An Angus nurse has been suspended for altering a junior colleague’s medication record to hide his own mistakes.
Iain Burns “panicked” when he altered a dose of a resident’s Prednisolone medication without permission, amended their patient chart, and dishonestly amended a colleague’s notes to hide his mistakes at Lochbank Manor Care Home in Forfar.
The former Ninewells Hospital oncology nurse was present at a two-day fitness to practise hearing before a Nursing and Midwifery Council panel in Edinburgh, where he was sanctioned for 18 months.
Burns admitted all charges and explained that he was under stress at home and in his personal life, and this affected his actions at work.
He said he was working an 8am to 8pm shift, and was the sole registered nurse in the home from 2 to 8pm, during the teatime medication round.
Noting Burns’ “remorse”, panel chairman Gerard Kennedy told him he had breached “fundamental tenets” of the profession and had “brought the profession into disrepute”.
He said: “The panel was of the view that given the seriousness of the matters admitted it was satisfied that your actions quite clearly fell well short of the conduct and standards expected of a registered nurse and that they do amount to misconduct.”
Prednisolone is a medicine used in treating inflammatory and allergic disorders, and Bell’s Palsy.
Burns did not obtain written confirmation of a doctor’s verbal instruction to alter the dose on December 10 2013, or have a witness; transcribed Resident A’s amended Prednisolone medication on or before December 28 without getting a colleague to check and countersign it, or signed it himself, and did not record a start or end date for the new dose.

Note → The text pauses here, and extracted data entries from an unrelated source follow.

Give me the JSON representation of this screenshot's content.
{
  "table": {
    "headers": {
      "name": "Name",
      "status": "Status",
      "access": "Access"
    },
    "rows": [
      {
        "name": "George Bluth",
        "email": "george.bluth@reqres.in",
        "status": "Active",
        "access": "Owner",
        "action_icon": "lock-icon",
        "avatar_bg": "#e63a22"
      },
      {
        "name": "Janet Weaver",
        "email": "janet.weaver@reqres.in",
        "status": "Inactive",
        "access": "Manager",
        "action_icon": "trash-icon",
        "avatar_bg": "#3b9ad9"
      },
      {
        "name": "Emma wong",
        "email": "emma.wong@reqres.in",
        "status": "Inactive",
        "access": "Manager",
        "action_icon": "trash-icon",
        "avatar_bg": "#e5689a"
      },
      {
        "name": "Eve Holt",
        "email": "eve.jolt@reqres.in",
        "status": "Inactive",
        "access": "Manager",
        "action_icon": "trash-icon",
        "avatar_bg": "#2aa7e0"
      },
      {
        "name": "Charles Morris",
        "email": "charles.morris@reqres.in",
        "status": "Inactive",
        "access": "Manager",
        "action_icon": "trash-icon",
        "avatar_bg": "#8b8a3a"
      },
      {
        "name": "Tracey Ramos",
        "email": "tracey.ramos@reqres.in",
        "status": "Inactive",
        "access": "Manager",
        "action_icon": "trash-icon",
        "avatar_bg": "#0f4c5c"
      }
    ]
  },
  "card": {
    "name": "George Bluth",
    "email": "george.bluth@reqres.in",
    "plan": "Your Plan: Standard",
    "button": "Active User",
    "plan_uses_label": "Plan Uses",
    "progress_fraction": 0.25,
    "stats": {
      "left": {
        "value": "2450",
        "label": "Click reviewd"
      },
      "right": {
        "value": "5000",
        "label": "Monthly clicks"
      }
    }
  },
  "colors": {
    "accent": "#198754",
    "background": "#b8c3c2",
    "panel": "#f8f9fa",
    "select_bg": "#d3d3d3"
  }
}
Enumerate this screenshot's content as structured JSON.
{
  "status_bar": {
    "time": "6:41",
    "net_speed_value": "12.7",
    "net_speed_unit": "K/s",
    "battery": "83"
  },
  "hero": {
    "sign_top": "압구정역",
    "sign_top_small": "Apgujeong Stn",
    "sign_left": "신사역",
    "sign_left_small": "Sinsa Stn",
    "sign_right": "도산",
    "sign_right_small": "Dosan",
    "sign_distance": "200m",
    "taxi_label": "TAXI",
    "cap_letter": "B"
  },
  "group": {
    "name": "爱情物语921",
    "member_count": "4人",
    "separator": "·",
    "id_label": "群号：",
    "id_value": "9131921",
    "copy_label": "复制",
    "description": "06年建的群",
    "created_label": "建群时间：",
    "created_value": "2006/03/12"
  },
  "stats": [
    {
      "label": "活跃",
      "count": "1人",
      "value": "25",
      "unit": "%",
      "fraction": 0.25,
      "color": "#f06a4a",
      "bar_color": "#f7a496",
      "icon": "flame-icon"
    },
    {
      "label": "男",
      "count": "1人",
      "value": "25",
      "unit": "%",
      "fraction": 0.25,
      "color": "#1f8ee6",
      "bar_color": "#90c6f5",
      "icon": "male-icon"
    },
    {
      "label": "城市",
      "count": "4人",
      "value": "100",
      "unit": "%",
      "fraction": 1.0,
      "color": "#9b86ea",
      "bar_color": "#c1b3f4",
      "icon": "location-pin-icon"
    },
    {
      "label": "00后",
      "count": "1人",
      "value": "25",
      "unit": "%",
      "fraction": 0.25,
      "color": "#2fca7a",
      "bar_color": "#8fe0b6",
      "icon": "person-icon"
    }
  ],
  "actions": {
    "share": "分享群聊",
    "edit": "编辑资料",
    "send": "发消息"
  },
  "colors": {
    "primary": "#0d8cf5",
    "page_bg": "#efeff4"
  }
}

He asked Colleague B on December 30 to amend her entry on Resident A’s MAR chart to indicate that she had given 3mg of Prednisolone two days earlier, when she had not; and crossed out Colleague B’s initials that related to the administration of 2mg Prednisolone to Resident A on December 28, replacing it with the word “error”.
Lochbank Manor’s provider RDS Healthcare could not be reached for comment due to holidays, but the home confirmed Mr Burns had been dismissed in February 2014, when the allegations came to light.